In 1948, 75,000 Jews lived in Egypt; today there are 350, the remnant of a community dating back millennia. Under Ottoman rule, Egyptian Jews had flourished; despite occasional eruptions of hostility toward them, their standard of living into the 20th century was much better than in most other Arab countries. Yet by the late 1930’s Egyptian nationalism, Arab hatred of Zionists, and Nazi propaganda combined to erupt violently against the Jews. The first major incident was the burning of synagogues, churches, and other communal buildings belonging to non-Muslims. From 1945 on, many Jews were killed or injured in organized riots. Jews suffered extensive economic losses when the Egyptians passed a law that largely excluded Jews from employment; the government confiscated much Jewish property and wrecked the economic situation of the Jews within a few months. In 1948 anti-Jewish riots were rampant. According to one account, in one seven-day period, 150 Jews were murdered or seriously wounded. With the outbreak of the 1948 war, Egyptian Jews were barred from leaving Egypt, whether to go to Israel or elsewhere. Then, early in August 1949, the ban was abruptly lifted, and much sequestered Jewish property was returned. From August until November of that year, more than 20,000 of Egypt’s 75,000 Jews fled, many to Israel. A brief period of tolerance under General Naguib was followed by the takeover of Gamal Nasser who instituted mass arrests of Jews and confiscation of their property.

After the Sinai campaign of 1956, thousands of Egyptian Jews were interned without trial while thousands more were served with deportation papers and ordered to leave within a few days; their property was confiscated, their assets frozen, and they were forced to acknowledge in writing that they were leaving voluntarily. When the Six-Day War began in 1967, many Jews were again arrested and held in camps where they were beaten and whipped, deprived of water for days on end, and forced to chant anti-Israel slogans. By 1970, these Jews too had left the country. “Egypt,” according to the officer in charge of one internment camp, “has no place for the Jews.” By 1975, Egypt was virtually Judenrein.

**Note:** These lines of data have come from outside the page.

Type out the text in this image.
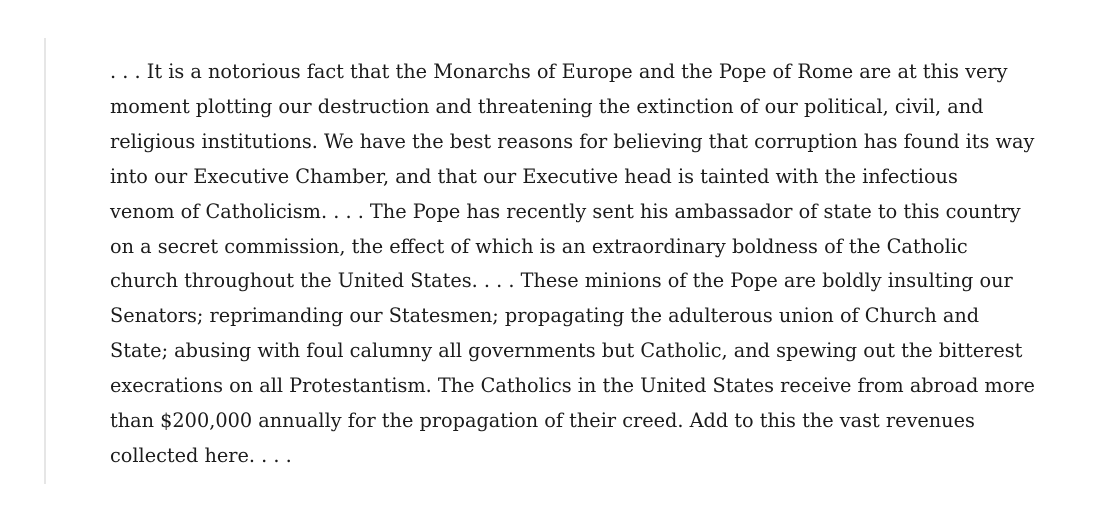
. . . It is a notorious fact that the Monarchs of Europe and the Pope of Rome are at this very
moment plotting our destruction and threatening the extinction of our political, civil, and
religious institutions. We have the best reasons for believing that corruption has found its way
into our Executive Chamber, and that our Executive head is tainted with the infectious
venom of Catholicism. . . . The Pope has recently sent his ambassador of state to this country
on a secret commission, the effect of which is an extraordinary boldness of the Catholic
church throughout the United States. . . . These minions of the Pope are boldly insulting our
Senators; reprimanding our Statesmen; propagating the adulterous union of Church and
State; abusing with foul calumny all governments but Catholic, and spewing out the bitterest
execrations on all Protestantism. The Catholics in the United States receive from abroad more
than $200,000 annually for the propagation of their creed. Add to this the vast revenues
collected here. . . .
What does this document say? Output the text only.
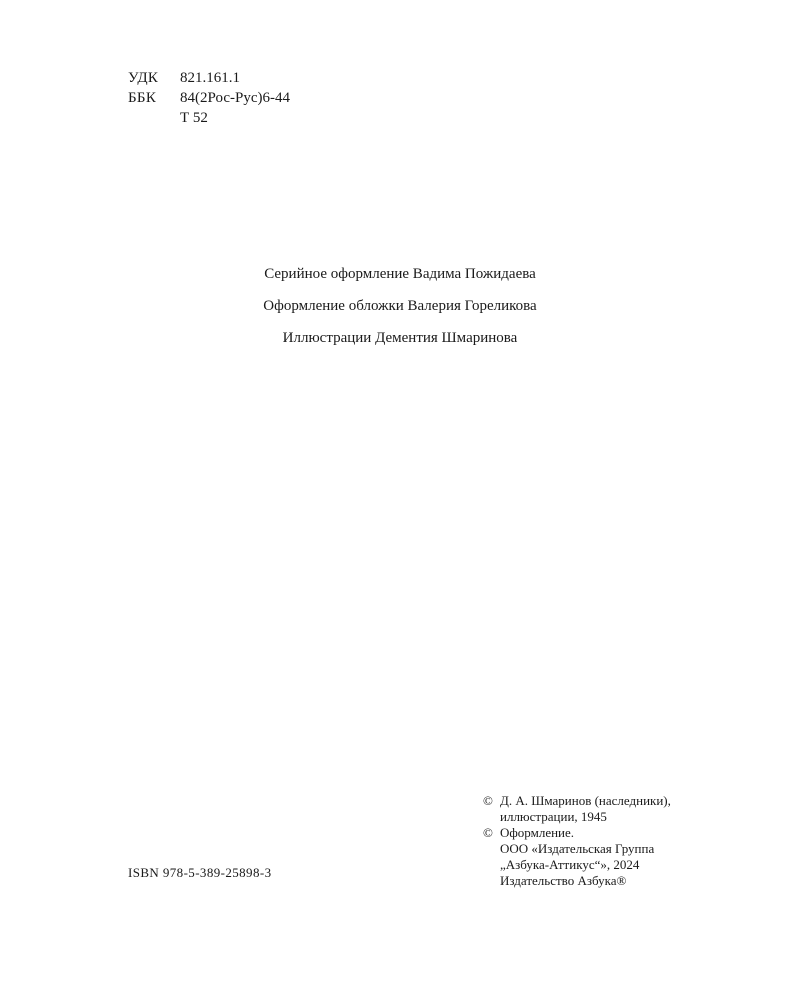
УДК	821.161.1
ББК	84(2Рос-Рус)6-44
Т 52
Серийное оформление Вадима Пожидаева
Оформление обложки Валерия Гореликова
Иллюстрации Дементия Шмаринова
ISBN 978-5-389-25898-3
© Д. А. Шмаринов (наследники),
иллюстрации, 1945
© Оформление.
ООО «Издательская Группа
„Азбука-Аттикус“», 2024
Издательство Азбука®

From North Africa more than 300,000 Jews have crowded into Israel since 1948. Almost 250,000 of these are from what is now Morocco, where Jews have lived since the destruction of the First Temple. Down through the 19th century, Jewish existence in Morocco remained insecure and tenuous. Under Islam, André Chouraqui has written, the Jews of Morocco were subjected at various times to “such repression, restriction, and humiliation as to exceed anything in [Christian] Europe” except for the Nazi Holocaust. Charles de Foucauld, a French Christian officer who in 1883-84 posed as a rabbi in an intelligence-gathering mission, was one of many to record Jewish life under Arab rule in 19th-century Morocco:

. . . Bled white without restraint, . . . they are the most unfortunate of men. . . . Every Jew belongs, body and soul, to his sid [Muslim seigneur] . . . he came in the sid‘s possession through inheritance as part of his personal belongings under the rules of Muslim law . . . or [if] he settled only recently in the place where he lived, then immediately upon arrival he had to become some Muslim’s Jew. . . . Once having rendered homage, he was bound forever, he and his descendants. . . . Nothing in the world protected the Jew against his sid: he was entirely at his mercy.

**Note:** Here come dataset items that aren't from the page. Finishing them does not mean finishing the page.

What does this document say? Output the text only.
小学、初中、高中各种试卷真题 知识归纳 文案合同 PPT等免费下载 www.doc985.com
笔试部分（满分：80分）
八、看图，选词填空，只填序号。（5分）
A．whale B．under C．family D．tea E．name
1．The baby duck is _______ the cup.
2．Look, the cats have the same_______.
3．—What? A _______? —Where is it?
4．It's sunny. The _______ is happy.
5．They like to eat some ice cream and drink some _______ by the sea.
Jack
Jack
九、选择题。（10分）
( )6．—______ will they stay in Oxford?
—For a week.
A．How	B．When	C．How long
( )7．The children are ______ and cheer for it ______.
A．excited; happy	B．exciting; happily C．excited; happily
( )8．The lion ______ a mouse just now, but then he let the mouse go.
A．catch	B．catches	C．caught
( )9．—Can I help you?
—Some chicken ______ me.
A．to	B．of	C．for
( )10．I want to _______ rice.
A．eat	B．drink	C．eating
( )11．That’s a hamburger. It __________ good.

By contrast, in those regions of Morocco which were under Turkish rule the Jewish condition was less desperate, and some Jews even achieved a measure of affluence.

French rule came to Morocco in 1912 and brought welcome relief for the Jews, despite a pogrom in Fez that killed sixty Jews and left 10,000 homeless, and despite the fact that (unlike Algeria and Tunisia), Jews remained under local Arab rule. By 1948, Jews had even become nominally involved in local politics. When Israel was established, the French authorities strove to maintain calm between the Muslim and Jewish communities, and the Muslim sultan appealed to his subjects not to commit violence against the Jews. Yet early in June 1948, mob violence erupted simultaneously against the Jewish communities of several towns in Northern Morocco, and dozens of Jews were killed. Shortly afterward, the first major group of Moroccan Jews—30,000—fled to Israel. The fate of Morocco’s Jewish community fluctuated with each strong political wind: Moroccan independence was declared in 1956 and although emigration to Israel was declared illegal, 70,000 more managed to reach the Jewish state. The Sultan’s return was followed by appointment of Jews to major government posts; in 1959, Zionism became a crime. Two years later the new king attempted to appease the Jews by legalizing emigration: another 100,000 made their way to Israel. Israel’s victory in the 1967 war brought heightened hostility from the Muslims, and by 1975 Moroccan Jewry had shrunk to less than 10 per cent of its former number. The 25,000 who remain reportedly live well, and King Hassan is anxious for them to stay, but many Jewish schools are now run by Muslims, there has been no Jewish press since 1960, and occasionally there are renewed anti-Israel demonstrations.



The Algerian Jewish community generally shared the treatment of Moroccan Jews. In the 1930’s the ascent of Nazi Germany, reinforcing Muslim attitudes of the past, gave rise to new waves of anti-Semitism; a massacre at Constantine in 1934 left twenty-five Jews slain, dozens wounded, and Jewish property pillaged. In 1940, when the Vichy government took over, Jews were stripped of French citizenship, banned from schools and public activities, and legally rendered “pariahs.” Only the Allied landing prevented the transfer of Algerian Jews to European death camps. (However, Messali Hadj, the “father of the Algerian nationalist movement,” refused to support Nazi Germany.) After World War II, Jews were caught in the middle of the struggle for Algerian independence between the French and the nationalists, and in addition Algeria had now forged stronger links with the Arab League. The Jewish community of Algeria which had numbered 140,000 in 1948 diminished within months at the height of hostilities in the early 1960’s; about 14,000 Jews fled to Israel and 125,000 went to France. The Jewish population in Algeria now numbers 500.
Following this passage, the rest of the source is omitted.